Santos Simón y Judas
Ef 2, 19-22; Lc 6. 12-19
Queridos hermanos:
Esta fiesta es importante para nosotros hoy, iluminadora y
aleccionadora, en la que conmemoramos a dos apóstoles: Simón el cananeo o Zelota,
y Judas de Santiago o Tadeo, como los llama Lucas. Obediencia y Confesión como
los denomina san Cirilo, que además añade: los constituyó con los demás
apóstoles, en doctores de todo el mundo, para liberar a los judíos de la
servidumbre de la ley y apartar a los idólatras del error gentil, llevándolos
al conocimiento de la verdad.
Lo más importante, parece ser, que fueron Apóstoles,
elegidos por el Señor, como testigos de la Resurrección, que el Apocalipsis
coloca como fundamentos de la muralla de la Nueva Jerusalén.
Con todo, su gloria, que hoy conmemoramos, no procede de su
nacimiento, posición social, o nacionalidad, porque sabemos que eran pobres galileos,
y rudos en su mayoría; tampoco procede de su elección, para el apostolado, que
también Judas fue elegido, ni de su virtud, ya que Pedro negó al Señor, Pablo
fue perseguidor, etc. Lo que los glorifica en este día, es que fueron fieles hasta
el fin, a la misión que les fue encomendada, perseverando en la voluntad del
Señor, por lo que la tradición los considera mártires.
Nosotros también somos llamados a la fidelidad y al
testimonio del Evangelio, en el don que hemos recibido como miembros del Cuerpo
de Cristo y piedras vivas de su Templo. Con todo, nuestra gloria la forjaremos
nosotros con nuestra fidelidad y perseverancia en el servicio de amor a
nuestros hermanos, que el Señor tenga a bien encomendarnos.
El Señor eligió a los apóstoles de entre sus discípulos,
después de una noche de oración, para que estuviesen con él, y para enviarlos a
predicar; de ahí viene el nombre de apóstol que significa enviado. Como
columnas de la Iglesia, los apóstoles serán los primeros testigos del Evangelio,
vida, muerte y resurrección de Cristo, en Judea, y después en todo el mundo.

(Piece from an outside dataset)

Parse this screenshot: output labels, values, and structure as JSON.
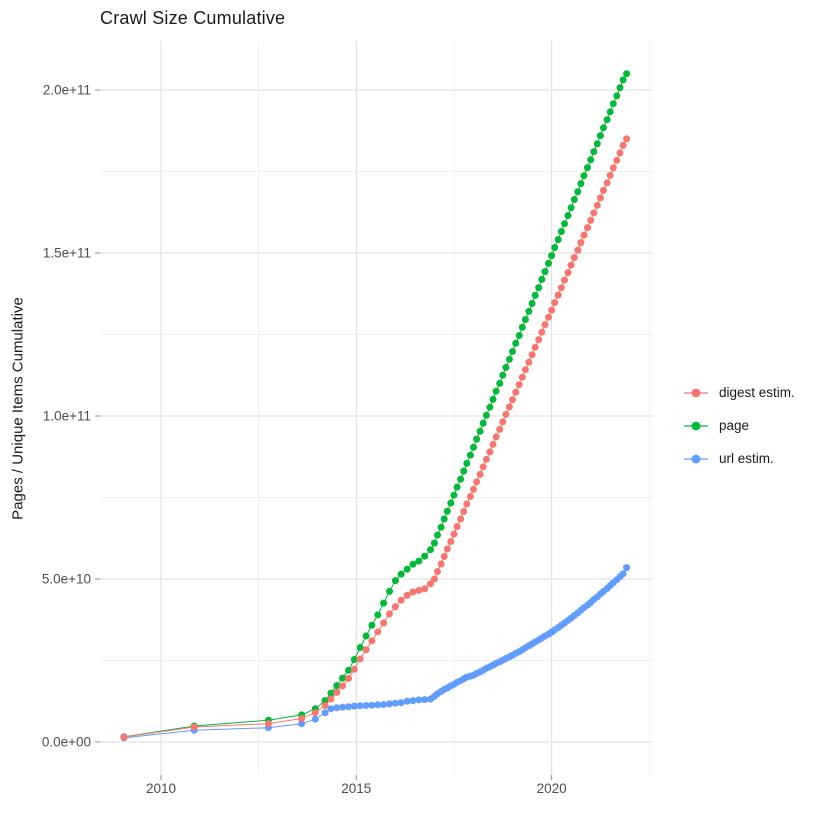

Dice el Evangelio que acudieron muchos de la región de Tiro y Sidón, como
primicia de los gentiles a los que ellos deberían congregar.
Como
a los apóstoles, también a nosotros nos cuesta mucho comprender la unidad de
Cristo con el Padre, que sería tanto como querer comprender el misterio de la
Santísima Trinidad. Nos resulta más fácil seguir llamando Dios, a quien Cristo
nos ha enseñado llamar Padre nuestro, como nos ha recordado san Pablo, pero
cuyo amor, misericordia, bondad, palabra, etc. nos han sido reveladas por
Cristo y en Cristo: Quien me ve a mí ve al Padre; el Padre está en mí y yo en
el Padre; como el Padre me amó os he amado yo; yo y el Padre somos uno; Con todo, la unidad entre el Padre y el Hijo
no es identidad, aunque el Hijo sea igual al Padre, porque: “El Padre es más grande que yo (Jn 14, 28);
mi alimento es hacer su voluntad; yo hago
siempre lo que a él le agrada”.
El Evangelio menciona a estos apóstoles solamente en la
designación de los doce, y el resto de lo que sabemos de ellos, procede de las escasas
tradiciones surgidas en los lugares de su misión. El Señor, en efecto les dijo “Id por todo el mundo y predicad el
Evangelio. Quien a vosotros escucha, me escucha a mí, y quien a vosotros
rechaza, me rechaza a mí, y a Aquel que me ha enviado.”
Lo que sí sabemos de los apóstoles, es que dejaron sus
vidas por su misión, con la fuerza del Evangelio y del Espíritu Santo, que
suplía su precariedad humana haciéndolos testigos del amor que habían recibido
de Dios por la fe en Jesucristo. Pocos son los que escribieron, pero todos
testificaron a Cristo con sus vidas, dejando la herencia de las Iglesias que
fundaron en todo el mundo y de las que también nosotros hemos recibido la fe
que nos salva.
Elevemos nuestra acción de gracias a Dios, que nos envió a su Hijo, y bendigamos a Cristo que nos dio a los apóstoles, que nos han preparado la mesa de su palabra y de su cuerpo y sangre, que nos nutre para la vida eterna.